Levantou da poltrona e começou a empurrá-la para perto da janela. De repente sentiu a bebida descer pelas pernas e viu tudo rodando e, como se não bastasse a tontura, o cheiro fétido lhe deu náuseas fazendo-a lembrar do corpo estendido no quarto.
Pra quem iria ficar aquilo tudo? Quem seriam os herdeiros? Ele nunca comentara com ela sobre ninguém da familia.
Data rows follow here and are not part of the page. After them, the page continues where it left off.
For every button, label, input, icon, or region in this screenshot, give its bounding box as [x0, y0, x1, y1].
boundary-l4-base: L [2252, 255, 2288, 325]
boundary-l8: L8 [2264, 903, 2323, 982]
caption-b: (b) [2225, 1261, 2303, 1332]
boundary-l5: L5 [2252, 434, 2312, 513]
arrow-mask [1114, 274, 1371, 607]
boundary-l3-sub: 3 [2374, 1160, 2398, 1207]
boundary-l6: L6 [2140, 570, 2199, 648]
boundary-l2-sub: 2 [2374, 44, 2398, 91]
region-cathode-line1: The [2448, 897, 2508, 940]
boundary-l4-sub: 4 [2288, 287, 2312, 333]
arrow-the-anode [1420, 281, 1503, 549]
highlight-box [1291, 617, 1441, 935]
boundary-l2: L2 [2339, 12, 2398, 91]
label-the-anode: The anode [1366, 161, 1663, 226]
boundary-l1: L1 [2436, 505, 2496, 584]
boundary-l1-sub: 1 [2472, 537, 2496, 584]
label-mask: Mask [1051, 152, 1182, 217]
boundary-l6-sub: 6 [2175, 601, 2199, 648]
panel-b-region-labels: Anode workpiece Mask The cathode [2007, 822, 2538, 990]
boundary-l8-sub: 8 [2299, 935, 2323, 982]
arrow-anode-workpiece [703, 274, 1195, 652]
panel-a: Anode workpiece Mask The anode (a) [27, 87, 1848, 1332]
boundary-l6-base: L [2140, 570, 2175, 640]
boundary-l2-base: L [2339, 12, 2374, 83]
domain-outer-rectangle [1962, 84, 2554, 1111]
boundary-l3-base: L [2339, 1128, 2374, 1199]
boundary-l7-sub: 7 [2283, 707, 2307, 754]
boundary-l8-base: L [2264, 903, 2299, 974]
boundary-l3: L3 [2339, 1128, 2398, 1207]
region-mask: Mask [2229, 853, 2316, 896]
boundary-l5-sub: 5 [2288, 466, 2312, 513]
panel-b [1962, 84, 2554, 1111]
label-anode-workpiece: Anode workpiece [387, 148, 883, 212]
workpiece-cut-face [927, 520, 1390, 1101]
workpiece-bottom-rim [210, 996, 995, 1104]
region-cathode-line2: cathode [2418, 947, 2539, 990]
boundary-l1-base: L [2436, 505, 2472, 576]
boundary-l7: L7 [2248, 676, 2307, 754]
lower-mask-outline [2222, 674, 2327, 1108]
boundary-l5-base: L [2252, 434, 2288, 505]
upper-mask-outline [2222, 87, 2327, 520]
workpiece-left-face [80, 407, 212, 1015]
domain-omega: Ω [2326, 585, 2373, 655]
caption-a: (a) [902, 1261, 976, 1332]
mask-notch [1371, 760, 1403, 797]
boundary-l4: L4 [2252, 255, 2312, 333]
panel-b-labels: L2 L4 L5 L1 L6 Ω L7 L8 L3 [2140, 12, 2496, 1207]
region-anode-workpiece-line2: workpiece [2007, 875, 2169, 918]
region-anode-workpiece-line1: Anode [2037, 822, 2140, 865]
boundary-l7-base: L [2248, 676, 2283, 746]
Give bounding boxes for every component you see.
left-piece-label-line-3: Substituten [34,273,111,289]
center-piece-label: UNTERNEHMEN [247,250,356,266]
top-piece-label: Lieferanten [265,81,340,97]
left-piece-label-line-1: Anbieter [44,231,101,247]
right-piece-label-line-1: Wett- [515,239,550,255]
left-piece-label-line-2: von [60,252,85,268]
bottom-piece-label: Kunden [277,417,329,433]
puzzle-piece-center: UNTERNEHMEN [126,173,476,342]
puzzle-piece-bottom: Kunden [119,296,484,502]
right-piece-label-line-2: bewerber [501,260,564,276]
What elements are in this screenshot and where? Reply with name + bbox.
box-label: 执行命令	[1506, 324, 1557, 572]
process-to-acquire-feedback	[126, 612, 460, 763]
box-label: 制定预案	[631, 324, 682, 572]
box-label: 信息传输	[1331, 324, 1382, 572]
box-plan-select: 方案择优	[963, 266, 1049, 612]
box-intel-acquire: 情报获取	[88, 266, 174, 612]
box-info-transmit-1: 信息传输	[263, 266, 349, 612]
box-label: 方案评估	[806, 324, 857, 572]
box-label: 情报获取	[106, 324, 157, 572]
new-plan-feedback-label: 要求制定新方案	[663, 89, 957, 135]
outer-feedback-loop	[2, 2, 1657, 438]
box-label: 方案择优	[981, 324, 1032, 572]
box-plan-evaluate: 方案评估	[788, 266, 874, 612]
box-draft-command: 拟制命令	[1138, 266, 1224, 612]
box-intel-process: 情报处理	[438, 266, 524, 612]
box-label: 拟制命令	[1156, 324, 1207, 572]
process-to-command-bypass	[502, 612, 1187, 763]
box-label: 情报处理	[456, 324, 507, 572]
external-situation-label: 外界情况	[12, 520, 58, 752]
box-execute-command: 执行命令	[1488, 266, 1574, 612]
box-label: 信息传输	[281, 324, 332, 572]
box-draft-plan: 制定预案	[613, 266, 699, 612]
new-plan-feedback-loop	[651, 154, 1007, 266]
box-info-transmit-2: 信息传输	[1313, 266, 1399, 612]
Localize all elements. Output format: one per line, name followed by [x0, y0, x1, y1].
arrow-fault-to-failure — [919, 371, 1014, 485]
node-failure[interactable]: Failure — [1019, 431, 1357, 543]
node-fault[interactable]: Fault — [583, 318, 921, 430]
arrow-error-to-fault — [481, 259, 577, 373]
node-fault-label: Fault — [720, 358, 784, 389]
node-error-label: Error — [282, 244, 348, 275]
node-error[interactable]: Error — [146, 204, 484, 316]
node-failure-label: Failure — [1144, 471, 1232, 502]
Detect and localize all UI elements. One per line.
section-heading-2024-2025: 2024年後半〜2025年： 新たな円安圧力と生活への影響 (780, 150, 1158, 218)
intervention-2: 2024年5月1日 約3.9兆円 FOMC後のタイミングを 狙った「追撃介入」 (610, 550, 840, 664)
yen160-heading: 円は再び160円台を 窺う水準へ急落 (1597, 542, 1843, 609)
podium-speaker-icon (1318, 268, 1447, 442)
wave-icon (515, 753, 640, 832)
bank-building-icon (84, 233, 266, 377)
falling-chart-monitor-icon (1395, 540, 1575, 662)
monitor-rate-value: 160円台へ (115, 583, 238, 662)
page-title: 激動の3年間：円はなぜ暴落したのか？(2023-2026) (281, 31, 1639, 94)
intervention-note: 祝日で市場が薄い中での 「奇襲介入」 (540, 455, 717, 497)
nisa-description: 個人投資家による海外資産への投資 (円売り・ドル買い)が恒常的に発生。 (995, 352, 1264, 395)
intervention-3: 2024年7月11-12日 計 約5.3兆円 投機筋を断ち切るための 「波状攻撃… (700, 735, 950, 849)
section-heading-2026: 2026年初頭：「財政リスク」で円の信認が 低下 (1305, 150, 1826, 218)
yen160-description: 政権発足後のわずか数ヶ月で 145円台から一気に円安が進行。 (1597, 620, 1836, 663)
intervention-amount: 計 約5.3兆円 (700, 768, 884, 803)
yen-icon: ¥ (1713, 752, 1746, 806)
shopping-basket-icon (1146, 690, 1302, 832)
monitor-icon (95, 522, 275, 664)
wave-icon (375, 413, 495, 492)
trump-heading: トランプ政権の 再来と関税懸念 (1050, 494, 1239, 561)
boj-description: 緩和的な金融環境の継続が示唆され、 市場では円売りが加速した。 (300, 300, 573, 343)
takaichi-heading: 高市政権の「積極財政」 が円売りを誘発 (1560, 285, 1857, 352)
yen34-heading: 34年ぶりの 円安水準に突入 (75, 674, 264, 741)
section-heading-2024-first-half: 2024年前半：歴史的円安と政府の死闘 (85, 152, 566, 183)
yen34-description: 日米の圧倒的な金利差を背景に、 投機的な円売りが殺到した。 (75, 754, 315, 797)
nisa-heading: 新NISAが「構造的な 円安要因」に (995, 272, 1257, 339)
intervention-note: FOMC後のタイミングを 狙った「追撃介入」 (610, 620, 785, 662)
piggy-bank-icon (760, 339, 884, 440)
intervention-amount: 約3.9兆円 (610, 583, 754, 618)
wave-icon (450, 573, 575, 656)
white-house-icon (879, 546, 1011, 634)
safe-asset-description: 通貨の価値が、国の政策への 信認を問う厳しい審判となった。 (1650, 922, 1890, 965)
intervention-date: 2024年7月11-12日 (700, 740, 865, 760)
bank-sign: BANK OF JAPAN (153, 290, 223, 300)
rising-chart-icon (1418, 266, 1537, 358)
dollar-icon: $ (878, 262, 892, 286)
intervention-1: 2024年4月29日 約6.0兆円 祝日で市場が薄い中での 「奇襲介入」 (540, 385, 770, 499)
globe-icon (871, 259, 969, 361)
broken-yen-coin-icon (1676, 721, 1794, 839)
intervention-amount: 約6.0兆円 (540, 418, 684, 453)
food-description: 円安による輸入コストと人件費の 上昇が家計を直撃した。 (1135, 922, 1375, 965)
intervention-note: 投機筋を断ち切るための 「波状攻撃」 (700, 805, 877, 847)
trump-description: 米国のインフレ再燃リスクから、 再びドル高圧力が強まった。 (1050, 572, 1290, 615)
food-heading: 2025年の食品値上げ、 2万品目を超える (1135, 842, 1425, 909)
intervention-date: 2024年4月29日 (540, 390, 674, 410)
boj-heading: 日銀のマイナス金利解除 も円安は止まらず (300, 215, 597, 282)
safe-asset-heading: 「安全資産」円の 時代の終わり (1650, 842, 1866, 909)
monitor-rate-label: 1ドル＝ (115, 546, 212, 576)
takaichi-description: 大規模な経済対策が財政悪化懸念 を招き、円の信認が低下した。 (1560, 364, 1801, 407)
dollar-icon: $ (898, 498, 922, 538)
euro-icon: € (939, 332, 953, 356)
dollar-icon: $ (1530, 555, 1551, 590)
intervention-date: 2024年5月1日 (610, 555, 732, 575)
Os poucos retratos amarelados e pendurados pela casa eram de um outro tempo, talvez da mesma época daquela música antiga que saía abafada do alto falante.
Olhou pela janela e percebeu a tarde caindo lá fora. Não tinha muito tempo. Como iria explicar que chegara de manhã e ficara todo o dia dentro do apartamento com uma pessoa morta estendida na cama?
Foi cambaleando até a cozinha para beber um copo d´água e poder pensar direito. Resolveu tentar vestir o morto, afinal seu patrão merecia um enterro digno. Despejou álcool em uma toalha e amarrou-a atrás da cabeça, cobrindo o nariz.
Ao entrar no quarto e aproximar-se da cama viu que não conseguiria fazer aquilo sozinha. Ele estava inchado e duro como pedra, deitado sobre uma poça húmida e esverdeada. Era demais pra ela. Já tinha visto muita coisa: gado morto no pasto, homem baleado na porta de casa, muitas coisas estranhas, mas aquilo era demais!
Saiu chorando do quarto e foi direto abrir a janela da sala para gritar. Pela primeira vez no dia, saiu do estado de autômato em que se encontrava e entrou em choque. Gritava e chorava pelo horror da cena com a qual se deparou, aparentemente, pela primeira vez naquele dia.
Enfim, sem medir as conseqüências, acendeu todas as luzes da casa, abriu as janelas e saiu correndo para pedir ajuda.